Rochelle Nieuwenhuis, a community co-researcher with InWithForward, said the approach Auricle uses differs from conventional data collection methods.

"Just using numbers as a way to represent well-being misses so much of the context for people," she said. "One of the things that's unique about Auricle is because it uses micro-stories as data itself, it can look at the context, and what does something like well-being means to different people."

Nieuwenhuis was a local listener with Auricle during its first project in 2021, which focused on Alberta Avenue. Dressing up like a clown was one of the things she did to draw people into conversation.

"Some of it is based on just creativity and the emergence of what the local listeners come up with as ideas," she said. "We don't want to come across as like a salesperson. We want to bring some joy and some intrigue right off the bat."

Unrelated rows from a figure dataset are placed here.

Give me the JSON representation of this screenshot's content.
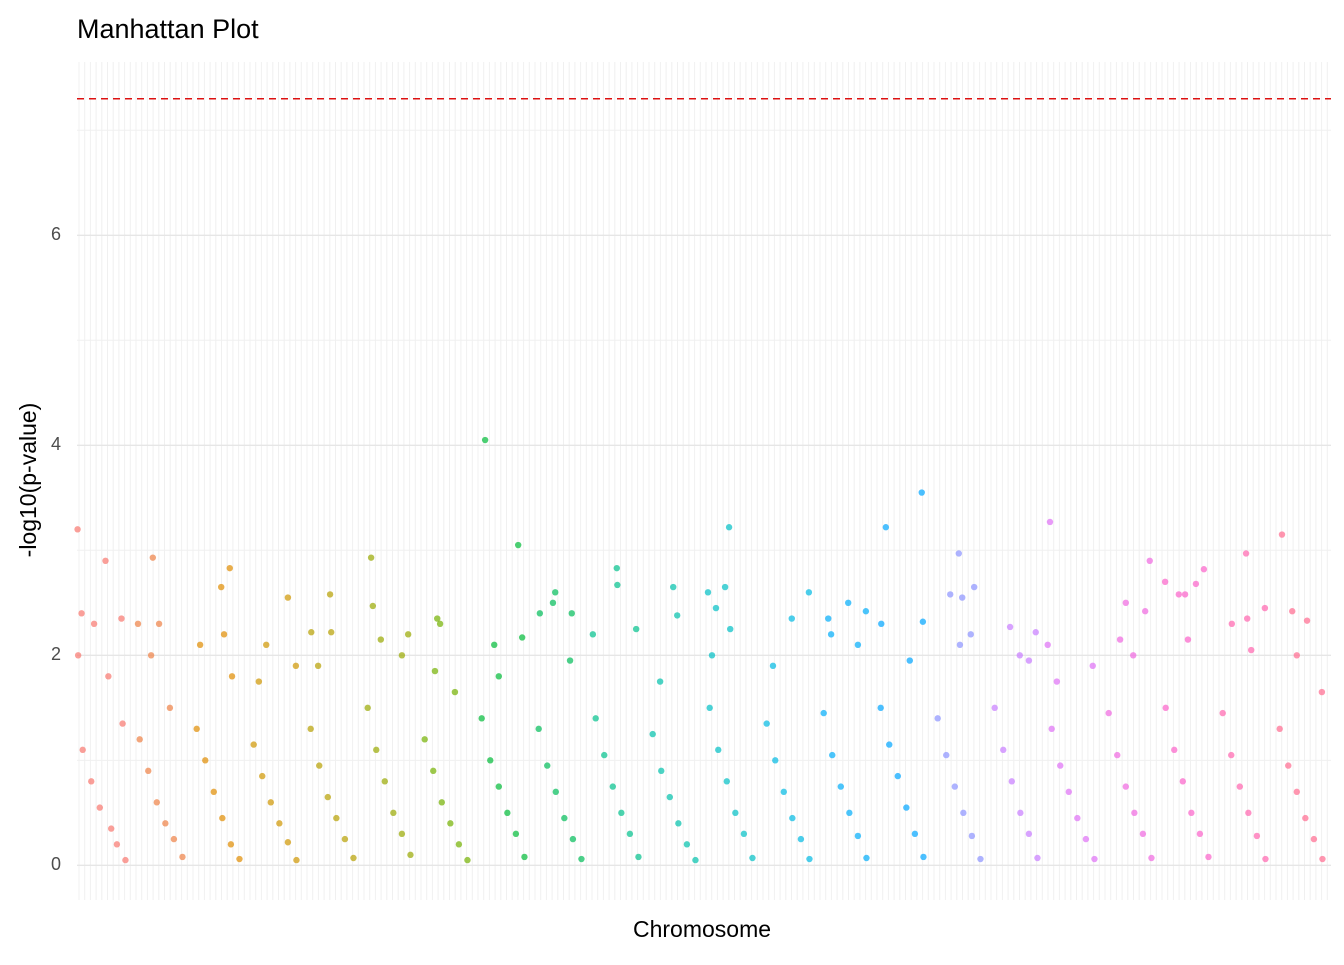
{
  "chart_data": {
    "type": "scatter",
    "title": "Manhattan Plot",
    "x_label": "Chromosome",
    "y_label": "-log10(p-value)",
    "xlim": [
      0,
      22
    ],
    "ylim": [
      -0.33,
      7.65
    ],
    "yticks": [
      0,
      2,
      4,
      6
    ],
    "minor_yticks": [
      1,
      3,
      5,
      7
    ],
    "grid": true,
    "hline": 7.3,
    "hline_color": "#dd1111",
    "series": [
      {
        "color": "#F8766D",
        "x": [
          0.01,
          0.08,
          0.5,
          0.3,
          0.78,
          0.02,
          0.55,
          0.8,
          0.1,
          0.25,
          0.4,
          0.6,
          0.7,
          0.85
        ],
        "values": [
          3.2,
          2.4,
          2.9,
          2.3,
          2.35,
          2.0,
          1.8,
          1.35,
          1.1,
          0.8,
          0.55,
          0.35,
          0.2,
          0.05
        ]
      },
      {
        "color": "#EE8044",
        "x": [
          1.33,
          1.44,
          1.07,
          1.3,
          1.63,
          1.1,
          1.25,
          1.4,
          1.55,
          1.7,
          1.85
        ],
        "values": [
          2.93,
          2.3,
          2.3,
          2.0,
          1.5,
          1.2,
          0.9,
          0.6,
          0.4,
          0.25,
          0.08
        ]
      },
      {
        "color": "#E08B00",
        "x": [
          2.68,
          2.53,
          2.58,
          2.16,
          2.72,
          2.1,
          2.25,
          2.4,
          2.55,
          2.7,
          2.85
        ],
        "values": [
          2.83,
          2.65,
          2.2,
          2.1,
          1.8,
          1.3,
          1.0,
          0.7,
          0.45,
          0.2,
          0.06
        ]
      },
      {
        "color": "#CE9500",
        "x": [
          3.7,
          3.32,
          3.84,
          3.19,
          3.1,
          3.25,
          3.4,
          3.55,
          3.7,
          3.85
        ],
        "values": [
          2.55,
          2.1,
          1.9,
          1.75,
          1.15,
          0.85,
          0.6,
          0.4,
          0.22,
          0.05
        ]
      },
      {
        "color": "#B69F00",
        "x": [
          4.44,
          4.11,
          4.46,
          4.23,
          4.1,
          4.25,
          4.4,
          4.55,
          4.7,
          4.85
        ],
        "values": [
          2.58,
          2.22,
          2.22,
          1.9,
          1.3,
          0.95,
          0.65,
          0.45,
          0.25,
          0.07
        ]
      },
      {
        "color": "#99A800",
        "x": [
          5.16,
          5.19,
          5.81,
          5.33,
          5.7,
          5.1,
          5.25,
          5.4,
          5.55,
          5.7,
          5.85
        ],
        "values": [
          2.93,
          2.47,
          2.2,
          2.15,
          2.0,
          1.5,
          1.1,
          0.8,
          0.5,
          0.3,
          0.1
        ]
      },
      {
        "color": "#73B000",
        "x": [
          6.32,
          6.37,
          6.63,
          6.28,
          6.1,
          6.25,
          6.4,
          6.55,
          6.7,
          6.85
        ],
        "values": [
          2.35,
          2.3,
          1.65,
          1.85,
          1.2,
          0.9,
          0.6,
          0.4,
          0.2,
          0.05
        ]
      },
      {
        "color": "#00BA38",
        "x": [
          7.16,
          7.74,
          7.81,
          7.32,
          7.4,
          7.1,
          7.25,
          7.4,
          7.55,
          7.7,
          7.85
        ],
        "values": [
          4.05,
          3.05,
          2.17,
          2.1,
          1.8,
          1.4,
          1.0,
          0.75,
          0.5,
          0.3,
          0.08
        ]
      },
      {
        "color": "#00BC59",
        "x": [
          8.39,
          8.35,
          8.12,
          8.68,
          8.65,
          8.1,
          8.25,
          8.4,
          8.55,
          8.7,
          8.85
        ],
        "values": [
          2.6,
          2.5,
          2.4,
          2.4,
          1.95,
          1.3,
          0.95,
          0.7,
          0.45,
          0.25,
          0.06
        ]
      },
      {
        "color": "#00C08B",
        "x": [
          9.47,
          9.48,
          9.81,
          9.05,
          9.1,
          9.25,
          9.4,
          9.55,
          9.7,
          9.85
        ],
        "values": [
          2.83,
          2.67,
          2.25,
          2.2,
          1.4,
          1.05,
          0.75,
          0.5,
          0.3,
          0.08
        ]
      },
      {
        "color": "#00C0AB",
        "x": [
          10.46,
          10.53,
          10.23,
          10.1,
          10.25,
          10.4,
          10.55,
          10.7,
          10.85
        ],
        "values": [
          2.65,
          2.38,
          1.75,
          1.25,
          0.9,
          0.65,
          0.4,
          0.2,
          0.05
        ]
      },
      {
        "color": "#00BFC4",
        "x": [
          11.44,
          11.37,
          11.07,
          11.21,
          11.46,
          11.14,
          11.1,
          11.25,
          11.4,
          11.55,
          11.7,
          11.85
        ],
        "values": [
          3.22,
          2.65,
          2.6,
          2.45,
          2.25,
          2.0,
          1.5,
          1.1,
          0.8,
          0.5,
          0.3,
          0.07
        ]
      },
      {
        "color": "#00B9E3",
        "x": [
          12.84,
          12.54,
          12.21,
          12.1,
          12.25,
          12.4,
          12.55,
          12.7,
          12.85
        ],
        "values": [
          2.6,
          2.35,
          1.9,
          1.35,
          1.0,
          0.7,
          0.45,
          0.25,
          0.06
        ]
      },
      {
        "color": "#00ADFA",
        "x": [
          13.53,
          13.84,
          13.18,
          13.23,
          13.7,
          13.1,
          13.25,
          13.4,
          13.55,
          13.7,
          13.85
        ],
        "values": [
          2.5,
          2.42,
          2.35,
          2.2,
          2.1,
          1.45,
          1.05,
          0.75,
          0.5,
          0.28,
          0.07
        ]
      },
      {
        "color": "#00A5FF",
        "x": [
          14.82,
          14.19,
          14.11,
          14.84,
          14.61,
          14.1,
          14.25,
          14.4,
          14.55,
          14.7,
          14.85
        ],
        "values": [
          3.55,
          3.22,
          2.3,
          2.32,
          1.95,
          1.5,
          1.15,
          0.85,
          0.55,
          0.3,
          0.08
        ]
      },
      {
        "color": "#8B93FF",
        "x": [
          15.47,
          15.74,
          15.32,
          15.53,
          15.68,
          15.49,
          15.1,
          15.25,
          15.4,
          15.55,
          15.7,
          15.85
        ],
        "values": [
          2.97,
          2.65,
          2.58,
          2.55,
          2.2,
          2.1,
          1.4,
          1.05,
          0.75,
          0.5,
          0.28,
          0.06
        ]
      },
      {
        "color": "#C77CFF",
        "x": [
          16.37,
          16.82,
          16.54,
          16.7,
          16.1,
          16.25,
          16.4,
          16.55,
          16.7,
          16.85
        ],
        "values": [
          2.27,
          2.22,
          2.0,
          1.95,
          1.5,
          1.1,
          0.8,
          0.5,
          0.3,
          0.07
        ]
      },
      {
        "color": "#DE6FF5",
        "x": [
          17.07,
          17.03,
          17.82,
          17.19,
          17.1,
          17.25,
          17.4,
          17.55,
          17.7,
          17.85
        ],
        "values": [
          3.27,
          2.1,
          1.9,
          1.75,
          1.3,
          0.95,
          0.7,
          0.45,
          0.25,
          0.06
        ]
      },
      {
        "color": "#F066E0",
        "x": [
          18.82,
          18.4,
          18.74,
          18.3,
          18.53,
          18.1,
          18.25,
          18.4,
          18.55,
          18.7,
          18.85
        ],
        "values": [
          2.9,
          2.5,
          2.42,
          2.15,
          2.0,
          1.45,
          1.05,
          0.75,
          0.5,
          0.3,
          0.07
        ]
      },
      {
        "color": "#FB61C9",
        "x": [
          19.77,
          19.09,
          19.63,
          19.33,
          19.44,
          19.49,
          19.1,
          19.25,
          19.4,
          19.55,
          19.7,
          19.85
        ],
        "values": [
          2.82,
          2.7,
          2.68,
          2.58,
          2.58,
          2.15,
          1.5,
          1.1,
          0.8,
          0.5,
          0.3,
          0.08
        ]
      },
      {
        "color": "#FF64AE",
        "x": [
          20.51,
          20.84,
          20.53,
          20.26,
          20.6,
          20.1,
          20.25,
          20.4,
          20.55,
          20.7,
          20.85
        ],
        "values": [
          2.97,
          2.45,
          2.35,
          2.3,
          2.05,
          1.45,
          1.05,
          0.75,
          0.5,
          0.28,
          0.06
        ]
      },
      {
        "color": "#FF6A8E",
        "x": [
          21.14,
          21.32,
          21.58,
          21.4,
          21.84,
          21.1,
          21.25,
          21.4,
          21.55,
          21.7,
          21.85
        ],
        "values": [
          3.15,
          2.42,
          2.33,
          2.0,
          1.65,
          1.3,
          0.95,
          0.7,
          0.45,
          0.25,
          0.06
        ]
      }
    ]
  }
}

A woman smiles at another person outside of a storefront decorated with balloons, with a sign for Knowsy Fest on the door

In 2021, Auricle had local listeners collect stories from residents in Alberta Avenue, which were then shared at an event called Knowsy Fest at Pe Metawe Games. (Daniel Chamberlin)

The stories collected in Auricle's Alberta Avenue project were shared at Knowsy Fest, a carnival of community story-sharing that took place in October 2021. The information Auricle gathered could also be viewed on a dashboard on its website, and some of the stories it gathered were put together in an online storybook.

"A goal of Auricle is around decolonizing research methods, and part of that is not dictating to a community what is important about that community, or telling them what their stories mean," Napier said.

"We try to keep our questions fairly open so that people can guide us towards things that we would not have known to ask about. And we try to keep those things in context by recording people's stories rather than just single answers."

Stories gathered in this upcoming project will also be shared at a similar event, the details of which will be announced later.

Pilots part of urban well-being initiative

Auricle is one of several prototypes the city is testing as part of Recover: Edmonton's Urban Wellness Plan.

Recover was created in 2017 around the time when plans were under consideration to turn the old remand centre into a centralized service hub for those experiencing homelessness. Recover found that wasn't the right approach.

"Nobody said a big wellness centre was going to help," said Recover project manager Sue Holdsworth. "So we went back to council after a year and said 'Sorry, we didn't work on a wellness centre. Instead, we dove into this research, and we experimented with smaller solution ideas that emerged from the research.'"

While it was initially meant as a one-year project, city council extended Recover's mandate for four years to 2022, with $1 million in funding. This year, the Community Safety and Well-being Strategy is funding Recover, with a base budget of $350,000.

Another prototype project InWithForward is doing this year as part of Recover is Soloss, which works with people in encampments. The aim of that project is to help people process feelings of grief and loss through creative expression.

Holdsworth said the city was able to learn a lot from Auricle's 2021 prototype at Alberta Avenue, with one of the takeaways being that social factors influence people's well-being more than material or environmental ones.

The transit-oriented Auricle project complements other city initiatives around transit safety, including a QR-code-accessible survey that's being piloted at Churchill, Belvedere, Century Park, and Stadium stations.

"The reason we want to do it in transit is because we're trying to align our work with city priorities, and safety tends to be thought of largely as absence of threat," Holdsworth said. "But it's about more than that, it's also about the presence of connection."

She doesn't know what the research will yield, but collecting the information in this way has great potential, she suggested.

"It's a different kind of data we're going to be collecting, a different way of engaging Edmontonians, hopefully reaching out to people that are left out of other datasets."

Correction: This story has been updated to reflect that Soloss is ongoing.